Скверную новость мне сообщили, на ходу говорил он сам себе. Воистину хуже не придумаешь, подобных вестей даже Иов не получал. Экий злой подвох! Экое коварство! Обманут я, обманут! Смотрит-то она бесхитростно, прикидывается, будто предана мне телом и душой, улыбается, говорит обо всем, о чем угодно, но помалкивает, что отец ее — этот жалкий мошенник. Ах, каков мошенник! И какая неудача, что я нарвался на нее! «Дочка ростовщика» — так назвал ее в трактире этот лысый, с усиками, ах, как это легко говорится, да и звучит неплохо. Но «дочка Боччетты» — звучит совсем по-другому, как удар в лицо. Ну и дурак же я! Чем я думал? Как позволил себя заманить? В какую западню угодил? Почему поддался этой обманной любви? Куда она меня заведет? Лукардези… она сказала, что мать ее из дома Лукардези. Да, мать! А папаша — Боччетта, и об этом она не обмолвилась, ох, чтоб ему провалиться в преисподнюю, да и ей вместе с ним!
Бехайм остановился и прижал руку к груди — сердце стучало ровно молот. В его смятенной душе гневная эта мысль уже стала реальностью. Он прямо воочию увидел, как Никкола бредет по дороге в ад и, охваченная пламенем, исчезает в огне, и перепугался, ему почудился в бездонных глубинах горестный крик, жалобный зов, и с неодолимой болью он осознал, что и теперь еще любит ее.
Этот голос! — сетовал он, шагая дальше. Как он берет за душу! Если б я мог навеки изгнать его из моих ушей! Но ведь обратись ко мне разом тысяча голосов и среди них этот, я бы услышал только его. О Господи, Боже милосердный, дай мне забыть ее голос, дай забыть все, что влекло меня к ней, все, чем она приковывает, возьми у меня память о ее голосе, ее походке, взгляде, объятиях, улыбке… о Боже милосердный, дай мне забыть, что улыбается она так, как улыбаются одни только ангелы, Ты знаешь, она дочка Боччетты, избавь же меня, Господи, услышь мою мольбу, дай мне навсегда забыть ее или возьми мою жизнь, так будет лучше!
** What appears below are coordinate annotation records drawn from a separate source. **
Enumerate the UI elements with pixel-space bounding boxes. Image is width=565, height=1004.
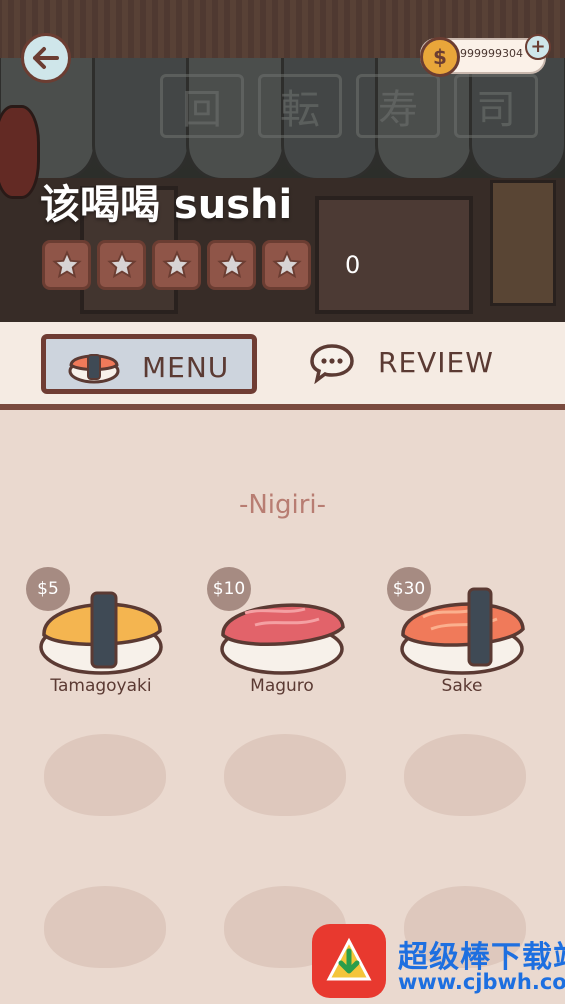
tab-label: REVIEW	[378, 346, 494, 379]
coin-icon: $	[420, 37, 460, 77]
star-icon	[262, 240, 311, 290]
locked-slot	[44, 734, 166, 816]
add-coins-button[interactable]: +	[525, 34, 551, 60]
tab-label: MENU	[142, 351, 230, 384]
tab-review[interactable]: REVIEW	[300, 334, 520, 394]
menu-item-tamagoyaki[interactable]: $5 Tamagoyaki	[26, 567, 176, 707]
rating-stars	[42, 240, 311, 290]
back-button[interactable]	[21, 33, 71, 83]
price-badge: $10	[207, 567, 251, 611]
star-icon	[152, 240, 201, 290]
item-name: Sake	[441, 676, 483, 696]
shop-name: 该喝喝 sushi	[40, 182, 293, 228]
item-name: Maguro	[250, 676, 314, 696]
locked-slot	[404, 734, 526, 816]
coin-amount: 999999304	[460, 47, 523, 60]
star-icon	[42, 240, 91, 290]
speech-bubble-icon	[310, 344, 354, 384]
locked-slot	[44, 886, 166, 968]
locked-slot	[224, 734, 346, 816]
download-icon	[326, 937, 372, 981]
sushi-icon	[68, 354, 120, 384]
menu-item-sake[interactable]: $30 Sake	[387, 567, 537, 707]
category-title: -Nigiri-	[238, 490, 327, 520]
item-name: Tamagoyaki	[50, 676, 152, 696]
watermark-logo	[312, 924, 386, 998]
watermark-url: www.cjbwh.com	[398, 970, 565, 994]
rating-count: 0	[345, 251, 361, 279]
arrow-left-icon	[33, 47, 59, 69]
price-badge: $30	[387, 567, 431, 611]
menu-item-maguro[interactable]: $10 Maguro	[207, 567, 357, 707]
star-icon	[97, 240, 146, 290]
tab-menu[interactable]: MENU	[41, 334, 257, 394]
shop-header: 回 転 寿 司 $ 999999304 + 该喝喝 sushi 0	[0, 0, 565, 322]
star-icon	[207, 240, 256, 290]
price-badge: $5	[26, 567, 70, 611]
tab-bar: MENU REVIEW	[0, 322, 565, 410]
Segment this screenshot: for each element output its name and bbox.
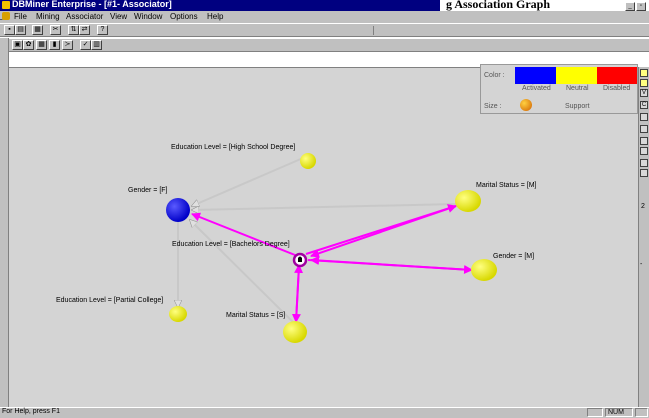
node-gender-m[interactable] [471, 259, 497, 281]
status-panel-blank [587, 408, 603, 417]
status-message: For Help, press F1 [2, 408, 60, 415]
edge-bd-to-gf [191, 212, 296, 256]
association-graph [166, 153, 497, 343]
node-gender-f[interactable] [166, 198, 190, 222]
node-marital-status-s[interactable] [283, 321, 307, 343]
label-bachelors-degree: Education Level = [Bachelors Degree] [172, 241, 290, 248]
hand-cursor-icon [298, 256, 302, 262]
label-gender-f: Gender = [F] [128, 187, 168, 194]
num-lock-indicator: NUM [605, 408, 633, 417]
status-panel-end [635, 408, 648, 417]
node-marital-status-m[interactable] [455, 190, 481, 212]
status-bar: For Help, press F1 NUM [0, 407, 649, 418]
edge-mm-to-bd [310, 205, 457, 258]
label-marital-status-m: Marital Status = [M] [476, 182, 537, 189]
edge-ms-to-gf [190, 220, 297, 326]
label-marital-status-s: Marital Status = [S] [226, 312, 286, 319]
label-partial-college: Education Level = [Partial College] [56, 297, 164, 304]
node-high-school-degree[interactable] [300, 153, 316, 169]
node-partial-college[interactable] [169, 306, 187, 322]
label-gender-m: Gender = [M] [493, 253, 535, 260]
edge-hs-to-gf [192, 157, 304, 206]
edge-mm-to-gf [192, 203, 457, 210]
edge-gm-to-bd [310, 256, 473, 271]
label-high-school-degree: Education Level = [High School Degree] [171, 144, 296, 151]
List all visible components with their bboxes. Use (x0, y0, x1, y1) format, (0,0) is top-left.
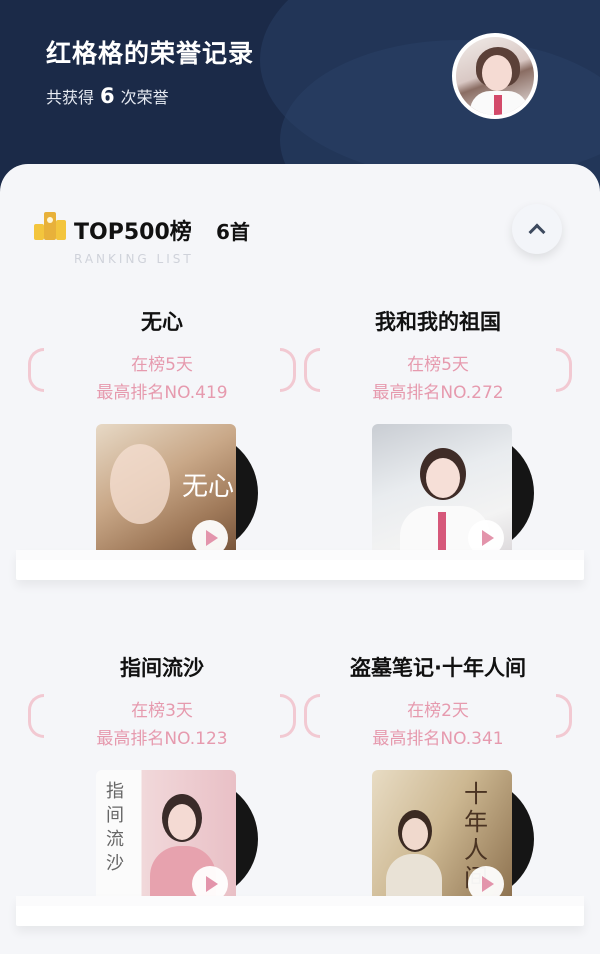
section-title: TOP500榜 (74, 220, 192, 245)
best-rank: 最高排名NO.272 (372, 383, 504, 403)
ranking-podium-icon (34, 212, 66, 240)
honor-panel: TOP500榜 6首 RANKING LIST 无心 在榜5天 最高排名NO.4… (0, 164, 600, 954)
shelf-divider (16, 550, 584, 580)
honor-summary-suffix: 次荣誉 (120, 88, 169, 107)
honor-summary-prefix: 共获得 (46, 88, 95, 107)
honor-summary: 共获得 6 次荣誉 (46, 84, 169, 108)
page-title: 红格格的荣誉记录 (46, 39, 255, 68)
album-art[interactable] (372, 424, 534, 564)
album-art[interactable]: 十年人间 (372, 770, 534, 910)
song-name: 无心 (141, 310, 183, 334)
best-rank: 最高排名NO.341 (372, 729, 504, 749)
play-icon (482, 876, 494, 892)
section-subtitle: RANKING LIST (74, 252, 194, 266)
cover-title: 指间流沙 (106, 781, 124, 874)
honor-count: 6 (100, 84, 115, 108)
song-name: 指间流沙 (120, 656, 204, 680)
collapse-button[interactable] (512, 204, 562, 254)
play-icon (482, 530, 494, 546)
avatar-tie (494, 95, 502, 115)
album-art[interactable]: 无心 (96, 424, 258, 564)
song-name: 我和我的祖国 (375, 310, 501, 334)
best-rank: 最高排名NO.123 (96, 729, 228, 749)
avatar[interactable] (452, 33, 538, 119)
cover-title: 无心 (182, 472, 235, 502)
avatar-face (482, 55, 512, 91)
chevron-up-icon (528, 223, 546, 241)
days-on-chart: 在榜3天 (131, 701, 193, 721)
song-name: 盗墓笔记·十年人间 (350, 656, 526, 680)
days-on-chart: 在榜5天 (407, 355, 469, 375)
play-icon (206, 876, 218, 892)
album-art[interactable]: 指间流沙 (96, 770, 258, 910)
section-count: 6首 (216, 220, 250, 244)
play-icon (206, 530, 218, 546)
days-on-chart: 在榜5天 (131, 355, 193, 375)
best-rank: 最高排名NO.419 (96, 383, 228, 403)
days-on-chart: 在榜2天 (407, 701, 469, 721)
shelf-divider (16, 896, 584, 926)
Теперь, когда он воззвал к Господу и столь проникновенными словами попросил Его помощи, на сердце немного полегчало, и теперь он старался посмотреть на случившееся другими глазами.
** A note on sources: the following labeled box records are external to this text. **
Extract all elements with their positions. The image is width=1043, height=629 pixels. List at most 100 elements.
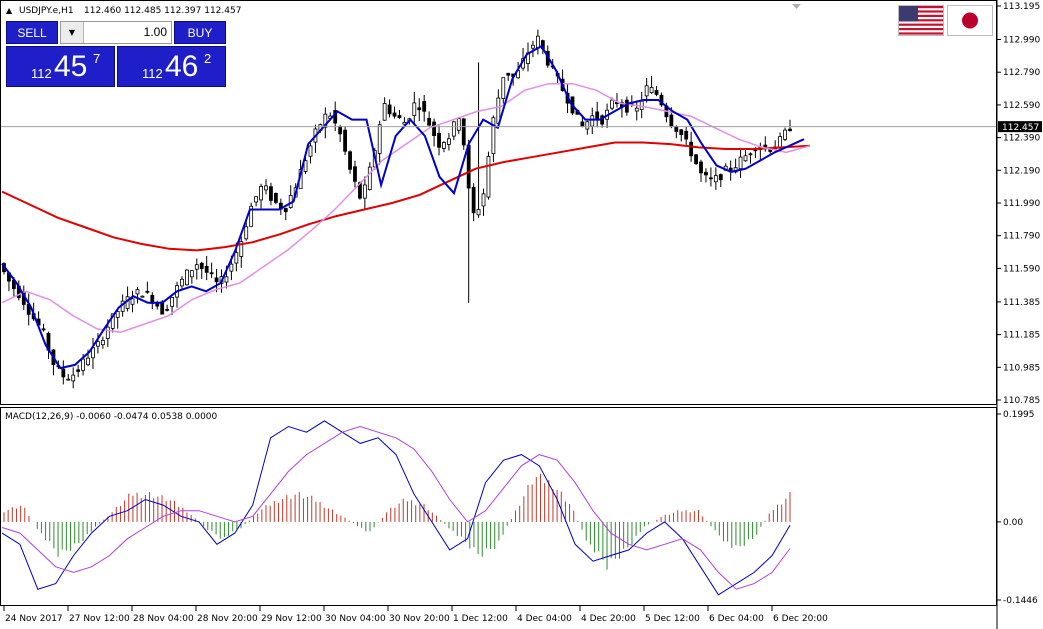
macd-tick-label: -0.1446 bbox=[1003, 596, 1038, 606]
time-tick-label: 4 Dec 04:00 bbox=[517, 614, 572, 624]
candle-body bbox=[397, 115, 402, 119]
sell-button[interactable]: SELL bbox=[6, 21, 58, 44]
candle-body bbox=[461, 118, 466, 146]
candle-body bbox=[353, 166, 357, 182]
candle-body bbox=[66, 378, 71, 381]
candle-body bbox=[644, 85, 649, 97]
sell-price-pip: 7 bbox=[93, 51, 101, 66]
price-tick-label: 112.590 bbox=[1003, 101, 1040, 111]
one-click-trading-panel: SELL ▼ 1.00 BUY 112 45 7 112 46 2 bbox=[6, 21, 226, 87]
candle-body bbox=[100, 339, 105, 346]
candle-body bbox=[140, 295, 145, 298]
candle-body bbox=[165, 308, 170, 311]
candle-body bbox=[338, 125, 343, 135]
macd-label: MACD(12,26,9) -0.0060 -0.0474 0.0538 0.0… bbox=[5, 412, 218, 422]
candle-body bbox=[432, 121, 436, 137]
buy-button[interactable]: BUY bbox=[174, 21, 226, 44]
candle-body bbox=[81, 358, 85, 371]
japan-flag-icon bbox=[947, 5, 993, 36]
candle-body bbox=[244, 226, 249, 240]
time-tick-label: 24 Nov 2017 bbox=[5, 614, 63, 624]
price-tick-label: 110.985 bbox=[1003, 363, 1040, 373]
candle-body bbox=[427, 118, 432, 126]
candle-body bbox=[273, 193, 278, 203]
price-tick-label: 111.590 bbox=[1003, 264, 1040, 274]
time-tick-label: 27 Nov 12:00 bbox=[69, 614, 130, 624]
lot-dropdown-icon[interactable]: ▼ bbox=[61, 22, 84, 43]
candle-body bbox=[447, 138, 451, 145]
candle-body bbox=[259, 186, 263, 201]
sell-price-prefix: 112 bbox=[31, 66, 52, 81]
candle-body bbox=[743, 155, 748, 162]
candle-body bbox=[709, 177, 713, 180]
candle-body bbox=[412, 102, 417, 116]
candle-body bbox=[689, 141, 694, 157]
candle-body bbox=[595, 111, 600, 121]
candle-body bbox=[634, 107, 639, 112]
sell-price-button[interactable]: 112 45 7 bbox=[6, 46, 115, 87]
candle-body bbox=[308, 145, 313, 157]
time-tick-label: 6 Dec 04:00 bbox=[709, 614, 764, 624]
time-tick-label: 30 Nov 04:00 bbox=[325, 614, 386, 624]
candle-body bbox=[466, 144, 471, 189]
candle-body bbox=[362, 184, 367, 199]
candle-body bbox=[491, 117, 496, 155]
candle-body bbox=[456, 118, 461, 131]
candle-body bbox=[788, 128, 792, 132]
candle-body bbox=[155, 302, 160, 307]
candle-body bbox=[76, 369, 81, 372]
price-tick-label: 111.990 bbox=[1003, 199, 1040, 209]
price-tick-label: 111.385 bbox=[1003, 298, 1040, 308]
candle-body bbox=[180, 278, 184, 287]
candle-body bbox=[224, 276, 229, 283]
candle-body bbox=[783, 129, 787, 140]
candle-body bbox=[699, 161, 703, 174]
candle-body bbox=[130, 298, 135, 305]
candle-body bbox=[674, 126, 679, 132]
candle-body bbox=[437, 132, 441, 148]
price-tick-label: 111.790 bbox=[1003, 232, 1040, 242]
buy-price-prefix: 112 bbox=[142, 66, 163, 81]
price-tick-label: 112.390 bbox=[1003, 134, 1040, 144]
candle-body bbox=[486, 156, 491, 198]
candle-body bbox=[387, 104, 392, 115]
lot-size-value[interactable]: 1.00 bbox=[144, 22, 167, 43]
candle-body bbox=[713, 175, 718, 183]
price-tick-label: 112.990 bbox=[1003, 36, 1040, 46]
candle-body bbox=[377, 124, 382, 154]
candle-body bbox=[234, 252, 239, 264]
current-price-label: 112.457 bbox=[1002, 123, 1039, 133]
candle-body bbox=[185, 269, 189, 286]
candle-body bbox=[654, 90, 659, 95]
price-tick-label: 112.790 bbox=[1003, 68, 1040, 78]
candle-body bbox=[531, 44, 535, 49]
candle-body bbox=[684, 130, 689, 140]
candle-body bbox=[41, 328, 46, 331]
time-tick-label: 1 Dec 12:00 bbox=[453, 614, 508, 624]
lot-size-field[interactable]: ▼ 1.00 bbox=[60, 21, 172, 44]
macd-tick-label: 0.1995 bbox=[1003, 410, 1035, 420]
candle-body bbox=[86, 357, 90, 366]
candle-body bbox=[145, 290, 150, 293]
candle-body bbox=[718, 174, 723, 181]
candle-body bbox=[535, 35, 540, 49]
candle-body bbox=[214, 277, 219, 283]
candle-body bbox=[610, 99, 614, 109]
candle-body bbox=[348, 151, 352, 170]
chart-canvas[interactable]: 113.195 112.990 112.790 112.590 112.390 112.1… bbox=[0, 0, 1043, 629]
candle-body bbox=[501, 77, 506, 99]
candle-body bbox=[451, 121, 456, 137]
candle-body bbox=[61, 368, 66, 378]
candle-body bbox=[115, 311, 120, 318]
candle-body bbox=[506, 72, 511, 76]
candle-body bbox=[417, 107, 422, 111]
candle-body bbox=[481, 193, 486, 207]
time-tick-label: 28 Nov 04:00 bbox=[133, 614, 194, 624]
buy-price-button[interactable]: 112 46 2 bbox=[117, 46, 226, 87]
candle-body bbox=[199, 262, 204, 270]
candle-body bbox=[229, 263, 234, 272]
candle-body bbox=[738, 156, 743, 170]
symbol-marker: ▲ bbox=[6, 6, 13, 15]
price-tick-label: 110.785 bbox=[1003, 396, 1040, 406]
candle-body bbox=[476, 209, 481, 216]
Что, собственно, произошло? — твердил он себе. Маленькая неудача, которая может постигнуть кого угодно, досадная случайность, о которой и говорить-то нечего, так, безделка. Ну влюбился чуток, позволил этому юному существу вскружить мне голову, конечно, это плохо, но никуда не денешься: видно, судьба. А теперь, когда я, слава Богу, во благовременье узнал, кто она и откуда, — теперь все кончено, наверняка кончено. Да, в самом деле, любить дочь Боччетты было бы просто безрассудно и смешно. Любовь? Да можно ли назвать это любовью? Нет, меня одолела всего-навсего опрометчивая, тягостная похоть, и я поистине на верном пути к тому, чтобы ее победить!
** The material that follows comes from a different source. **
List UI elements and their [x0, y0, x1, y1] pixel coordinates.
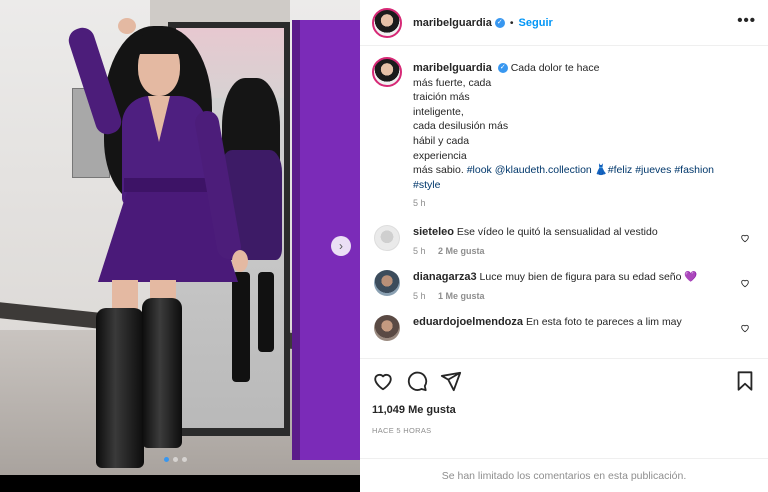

Однако утешения, которое он так старательно себе внушал, хватило ненадолго. Вспомнилось любовное словечко, которое Никкола в страстном объятии тихонько прошептала ему на ухо, и тотчас перед глазами возник ее образ. Бехайм увидел, как она во всей своей красоте лежала рядом и льнула к нему, готовая покориться. В памяти ожил незабываемый миг, когда он понял, что все чудеса мира даже в сравнение не идут с радостями, какие он изведал в ее объятиях, но сейчас вместо блаженства и восторга того мига он почувствовал, что его захлестывают боль, стыд, печаль и отчаяние.
Это неправда! — кричало все его существо. Ложь, сплошная ложь! Зачем я себя обманываю? Как же мне с этим справиться, где взять силы, чтобы забыть ее, она всегда будет со мной. Вот, извольте видеть, до чего я дошел, быть несчастнее просто невозможно, о-о, как я себя презираю! Дочь Боччетты, и я знаю, что она его дочь, и все равно не могу освободиться от нее, не могу направить мысли на другое — на торговлю, рынки, рост цен, товары, что ждут меня в венецианских кладовых. Какое безумие меня обуяло, что я о том лишь и думаю, как бы мне снова очутиться в ее объятиях, уснуть у нее на груди? Где моя честь, где моя гордость? Возможно ли жить в такой муке, любить ту, кого любить нельзя? Откуда мне было знать, что она из тех, кто рожден на свет, дабы творить зло? Навлечь на меня беду и позор? Накажи меня Бог, лучше б я взял в любовницы дочь какого-нибудь немытого крестьянина! Будь проклят час, когда я встретил ее! Что мне тогда понадобилось на улице Святого Иакова? Манчино, который пел на рынке, — вот кто виноват, что я на нее наткнулся. Увидал девушку, красивую, прелестную, обаятельную, и она мне улыбнулась, а потом исчезла из виду — тут, наверно, постарался мой добрый ангел. А я, дурак, вбил себе в голову, что непременно должен найти ее, искал повсюду, без устали, и нашел, она стала моей и… Что со мной приключилось, что мне теперь делать, нельзя же любить дочь Боччетты… Вот ведь беда, разве можно такое вынести? Сам черт, узнай он, как со мной вышло, наверняка бы мне посочувствовал.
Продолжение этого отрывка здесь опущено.